Confusion and terror are the enemies of intelligent thought and reason. They always have been. They always will be. Confusion and terror are also the assassins of the God-given gifts of possibility and creativity and imagination.

“Why do you look for the living among the dead?” the angels said to the women at the empty tomb, whom scripture describes as “terrified” and “perplexed” or “confused.” There’s still a lot of that going around, even today.

We look for the living among the dead because of the ‘because of things’ of our life. Because our perspective on our very busy lives is a blur and we want one place where things are motionless, where time stands still, where nothing ever changes – neither the way the story of God is told nor even God, Herself.
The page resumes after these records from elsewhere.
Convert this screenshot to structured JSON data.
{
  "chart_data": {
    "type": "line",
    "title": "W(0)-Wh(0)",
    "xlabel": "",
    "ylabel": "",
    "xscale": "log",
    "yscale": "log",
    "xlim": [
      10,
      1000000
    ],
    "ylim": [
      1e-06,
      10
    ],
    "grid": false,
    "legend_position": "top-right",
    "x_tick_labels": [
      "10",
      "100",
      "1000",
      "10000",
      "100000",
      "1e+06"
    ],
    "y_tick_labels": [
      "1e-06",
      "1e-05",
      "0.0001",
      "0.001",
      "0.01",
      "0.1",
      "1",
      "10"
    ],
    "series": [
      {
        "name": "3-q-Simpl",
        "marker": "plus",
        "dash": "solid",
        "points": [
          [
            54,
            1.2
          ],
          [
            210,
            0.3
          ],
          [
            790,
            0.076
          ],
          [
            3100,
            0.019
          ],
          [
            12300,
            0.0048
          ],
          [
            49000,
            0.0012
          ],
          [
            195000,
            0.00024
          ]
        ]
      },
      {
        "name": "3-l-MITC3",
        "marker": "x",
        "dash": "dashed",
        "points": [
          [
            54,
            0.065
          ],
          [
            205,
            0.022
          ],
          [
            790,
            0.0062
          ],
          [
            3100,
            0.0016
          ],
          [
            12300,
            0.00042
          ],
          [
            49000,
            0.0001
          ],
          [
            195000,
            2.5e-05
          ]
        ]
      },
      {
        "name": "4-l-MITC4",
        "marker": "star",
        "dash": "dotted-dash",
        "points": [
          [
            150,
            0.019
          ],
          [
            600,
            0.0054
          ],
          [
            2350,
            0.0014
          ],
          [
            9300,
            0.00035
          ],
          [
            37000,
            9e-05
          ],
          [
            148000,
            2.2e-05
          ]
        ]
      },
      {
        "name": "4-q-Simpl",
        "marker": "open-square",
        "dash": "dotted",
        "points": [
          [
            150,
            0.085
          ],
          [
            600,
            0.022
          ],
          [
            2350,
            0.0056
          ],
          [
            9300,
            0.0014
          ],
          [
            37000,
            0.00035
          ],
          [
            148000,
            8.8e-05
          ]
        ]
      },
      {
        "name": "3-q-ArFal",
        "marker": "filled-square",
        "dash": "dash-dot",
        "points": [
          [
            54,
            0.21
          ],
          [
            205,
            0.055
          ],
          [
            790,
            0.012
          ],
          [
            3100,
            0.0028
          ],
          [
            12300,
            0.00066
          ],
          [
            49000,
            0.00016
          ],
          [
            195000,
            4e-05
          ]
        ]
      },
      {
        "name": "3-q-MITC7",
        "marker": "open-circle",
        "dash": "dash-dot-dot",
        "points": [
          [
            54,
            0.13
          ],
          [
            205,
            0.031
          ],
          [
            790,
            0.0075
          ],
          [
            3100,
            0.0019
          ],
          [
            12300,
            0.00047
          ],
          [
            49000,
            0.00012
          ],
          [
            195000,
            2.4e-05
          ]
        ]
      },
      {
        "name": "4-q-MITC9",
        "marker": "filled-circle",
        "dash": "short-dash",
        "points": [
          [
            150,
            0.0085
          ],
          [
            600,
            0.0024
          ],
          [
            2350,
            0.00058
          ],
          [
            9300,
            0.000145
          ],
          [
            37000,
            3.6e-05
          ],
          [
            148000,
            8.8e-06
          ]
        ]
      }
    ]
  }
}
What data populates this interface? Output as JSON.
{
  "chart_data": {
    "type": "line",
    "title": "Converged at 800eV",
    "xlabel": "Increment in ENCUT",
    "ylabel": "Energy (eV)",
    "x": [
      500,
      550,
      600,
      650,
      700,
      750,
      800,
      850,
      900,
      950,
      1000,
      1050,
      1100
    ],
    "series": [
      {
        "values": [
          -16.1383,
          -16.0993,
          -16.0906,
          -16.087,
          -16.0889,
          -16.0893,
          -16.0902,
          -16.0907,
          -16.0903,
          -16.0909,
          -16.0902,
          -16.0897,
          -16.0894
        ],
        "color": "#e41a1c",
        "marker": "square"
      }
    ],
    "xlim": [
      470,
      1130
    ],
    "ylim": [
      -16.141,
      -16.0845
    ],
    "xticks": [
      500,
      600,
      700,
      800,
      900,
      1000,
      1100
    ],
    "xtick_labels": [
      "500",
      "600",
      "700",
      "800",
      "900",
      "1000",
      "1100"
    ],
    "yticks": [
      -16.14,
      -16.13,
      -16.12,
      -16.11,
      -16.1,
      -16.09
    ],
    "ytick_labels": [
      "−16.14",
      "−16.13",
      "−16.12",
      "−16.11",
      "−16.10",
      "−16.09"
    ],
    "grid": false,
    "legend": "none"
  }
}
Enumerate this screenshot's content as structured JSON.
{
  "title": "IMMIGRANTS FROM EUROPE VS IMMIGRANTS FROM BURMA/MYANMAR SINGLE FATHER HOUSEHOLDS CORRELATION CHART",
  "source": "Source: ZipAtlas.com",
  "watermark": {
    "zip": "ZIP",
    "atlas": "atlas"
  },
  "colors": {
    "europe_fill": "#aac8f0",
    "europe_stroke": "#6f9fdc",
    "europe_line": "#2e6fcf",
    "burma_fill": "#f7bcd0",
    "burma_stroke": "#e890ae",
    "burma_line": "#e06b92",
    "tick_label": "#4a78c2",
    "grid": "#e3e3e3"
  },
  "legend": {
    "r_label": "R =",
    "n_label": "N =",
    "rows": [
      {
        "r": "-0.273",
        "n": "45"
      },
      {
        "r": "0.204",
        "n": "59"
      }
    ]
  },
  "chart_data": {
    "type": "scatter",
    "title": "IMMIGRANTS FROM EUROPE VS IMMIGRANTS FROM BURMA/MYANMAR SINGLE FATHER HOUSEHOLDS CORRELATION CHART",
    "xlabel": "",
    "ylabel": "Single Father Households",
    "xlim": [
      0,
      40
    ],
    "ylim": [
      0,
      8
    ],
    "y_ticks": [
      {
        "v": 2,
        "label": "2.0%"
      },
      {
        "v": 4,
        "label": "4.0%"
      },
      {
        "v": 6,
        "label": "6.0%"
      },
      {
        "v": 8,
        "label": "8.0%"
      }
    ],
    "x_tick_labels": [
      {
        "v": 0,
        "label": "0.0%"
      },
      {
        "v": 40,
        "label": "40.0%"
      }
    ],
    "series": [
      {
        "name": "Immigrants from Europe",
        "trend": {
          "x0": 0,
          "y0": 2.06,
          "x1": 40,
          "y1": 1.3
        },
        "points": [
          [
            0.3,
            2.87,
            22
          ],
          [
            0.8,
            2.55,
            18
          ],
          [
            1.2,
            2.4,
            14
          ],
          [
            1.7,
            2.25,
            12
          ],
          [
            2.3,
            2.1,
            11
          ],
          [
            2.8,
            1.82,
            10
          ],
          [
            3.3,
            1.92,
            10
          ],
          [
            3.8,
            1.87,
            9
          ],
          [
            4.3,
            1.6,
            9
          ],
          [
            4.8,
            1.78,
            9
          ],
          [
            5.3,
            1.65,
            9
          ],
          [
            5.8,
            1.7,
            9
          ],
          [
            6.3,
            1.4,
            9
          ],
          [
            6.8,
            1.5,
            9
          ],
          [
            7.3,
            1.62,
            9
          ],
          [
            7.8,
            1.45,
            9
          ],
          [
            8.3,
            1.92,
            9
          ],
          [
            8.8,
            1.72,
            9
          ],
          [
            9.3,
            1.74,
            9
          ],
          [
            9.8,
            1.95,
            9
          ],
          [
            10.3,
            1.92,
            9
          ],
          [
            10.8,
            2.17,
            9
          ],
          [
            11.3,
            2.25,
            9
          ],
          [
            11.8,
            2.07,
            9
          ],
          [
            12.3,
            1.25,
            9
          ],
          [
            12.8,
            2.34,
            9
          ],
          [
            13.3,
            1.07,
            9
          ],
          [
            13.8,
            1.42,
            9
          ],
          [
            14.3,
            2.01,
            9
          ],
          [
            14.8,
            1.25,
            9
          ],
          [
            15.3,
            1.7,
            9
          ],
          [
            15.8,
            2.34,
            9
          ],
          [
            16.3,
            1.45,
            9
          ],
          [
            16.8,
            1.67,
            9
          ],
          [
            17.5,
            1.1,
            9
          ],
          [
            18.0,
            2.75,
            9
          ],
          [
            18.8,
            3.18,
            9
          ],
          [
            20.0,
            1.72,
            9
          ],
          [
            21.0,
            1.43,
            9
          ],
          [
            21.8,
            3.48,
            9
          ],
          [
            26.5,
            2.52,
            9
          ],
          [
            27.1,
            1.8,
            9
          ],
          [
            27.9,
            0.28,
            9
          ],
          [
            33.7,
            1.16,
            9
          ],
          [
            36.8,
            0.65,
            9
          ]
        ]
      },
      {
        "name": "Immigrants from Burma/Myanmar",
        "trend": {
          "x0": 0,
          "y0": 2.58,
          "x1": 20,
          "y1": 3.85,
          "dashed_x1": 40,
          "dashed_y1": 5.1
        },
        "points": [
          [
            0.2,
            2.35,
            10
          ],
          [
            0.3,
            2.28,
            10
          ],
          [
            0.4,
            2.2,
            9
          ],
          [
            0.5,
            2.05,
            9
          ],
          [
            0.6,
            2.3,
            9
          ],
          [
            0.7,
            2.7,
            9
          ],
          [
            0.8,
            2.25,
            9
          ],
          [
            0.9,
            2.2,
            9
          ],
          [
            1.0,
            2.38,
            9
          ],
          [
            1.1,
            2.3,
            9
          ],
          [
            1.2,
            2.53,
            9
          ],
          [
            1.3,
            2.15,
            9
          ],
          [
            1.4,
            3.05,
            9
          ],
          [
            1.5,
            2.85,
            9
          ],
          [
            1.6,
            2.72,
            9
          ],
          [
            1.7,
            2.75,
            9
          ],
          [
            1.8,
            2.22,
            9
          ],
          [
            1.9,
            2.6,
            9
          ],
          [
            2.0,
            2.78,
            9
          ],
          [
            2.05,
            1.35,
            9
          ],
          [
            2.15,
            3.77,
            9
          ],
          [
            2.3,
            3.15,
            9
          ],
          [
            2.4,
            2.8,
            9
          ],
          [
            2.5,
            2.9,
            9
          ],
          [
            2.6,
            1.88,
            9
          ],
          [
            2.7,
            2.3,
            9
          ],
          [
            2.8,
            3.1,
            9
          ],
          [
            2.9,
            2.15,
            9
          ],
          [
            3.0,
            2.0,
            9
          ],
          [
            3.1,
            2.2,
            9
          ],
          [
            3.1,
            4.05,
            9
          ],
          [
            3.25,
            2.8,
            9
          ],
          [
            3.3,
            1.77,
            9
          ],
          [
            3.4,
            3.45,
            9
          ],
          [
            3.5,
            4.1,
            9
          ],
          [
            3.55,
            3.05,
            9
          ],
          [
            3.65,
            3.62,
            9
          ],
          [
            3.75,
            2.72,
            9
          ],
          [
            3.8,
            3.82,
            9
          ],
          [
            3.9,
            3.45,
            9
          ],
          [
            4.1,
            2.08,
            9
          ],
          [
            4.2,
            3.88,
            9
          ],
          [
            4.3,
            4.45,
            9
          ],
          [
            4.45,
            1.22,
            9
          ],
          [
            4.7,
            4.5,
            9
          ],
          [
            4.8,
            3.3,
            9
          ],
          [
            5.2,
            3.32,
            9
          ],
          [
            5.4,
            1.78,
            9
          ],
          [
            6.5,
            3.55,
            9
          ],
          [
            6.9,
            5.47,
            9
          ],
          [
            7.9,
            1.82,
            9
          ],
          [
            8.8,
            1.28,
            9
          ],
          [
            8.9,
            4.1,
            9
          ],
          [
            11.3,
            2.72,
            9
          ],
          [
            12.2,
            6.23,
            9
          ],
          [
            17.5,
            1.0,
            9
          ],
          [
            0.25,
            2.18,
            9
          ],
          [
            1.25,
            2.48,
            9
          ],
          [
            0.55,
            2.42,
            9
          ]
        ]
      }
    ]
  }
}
We live in an Age of Confusion, where the fast past of the postmodern life has led to the death of Certainty. We also live in an Age of Terror, in a time where confused people, certain about their God and their life, proudly call themselves ‘terrorists’ and make it their lives’ work to confuse and terrorize the world where innocent people die for the sins of others.

Despite the confusion and terror of life, because of the ‘because of things of life’, the human mind will never stop wondering about mystery and seek truth.

Because of the ‘because of things’ of life, the human heart will never stop its quest for love.

Because of the ‘because of things’ of life, the human soul will never stop longing for God.

Here’s the truth I know about the Easter story, the ‘because of things’ I live to proclaim: Because of God, I know about the power of the gifts of creativity and imagination to look into an empty tomb and see possibility.

Because of Jesus, I know about the power of hope to heal and inspire.

Because of the Holy Spirit, I know the confidence which is the antidote to confusion and terror.

The story of your life can be “Jesus died and then he rose.” Or, the story and plot of your life can be, “Jesus died and then he rose to love you lavishly, abundantly and beyond your wildest dreams.” The ‘because of things’ in your life can make the difference between a life which succumbs to confusion and terror or one that embraces possibility and hope.

You only have to wait and listen for the angels that come to the empty places of your life to fill them with their questions and their curiosity.

The Lord is risen! He is risen, indeed! And, because of that, I can say, “Alleluia! Alleluia! Alleluia!” And let the whole church say, “Amen!”


Ann said...

Yearning - for love, for meaning, for immortality, for community - the causes of being.

Wormwood's Doxy said...

Elizabeth---this was a truly excellent sermon! I only wish it was the one that had been preached in my parish on Sunday... ;-)

Cheers and a blessed Eastertide to you,

tania triatleta said...

Do you know where is this picture from? Would you know who is the artist? I´d apreciate your answer. Thank you.
my e-mail:

Elizabeth Kaeton said...

I'm embarrassed to say I don't. That was three years ago. I'm sorry. If it helps, I have made a new resolution not to use an image unless I can credit it.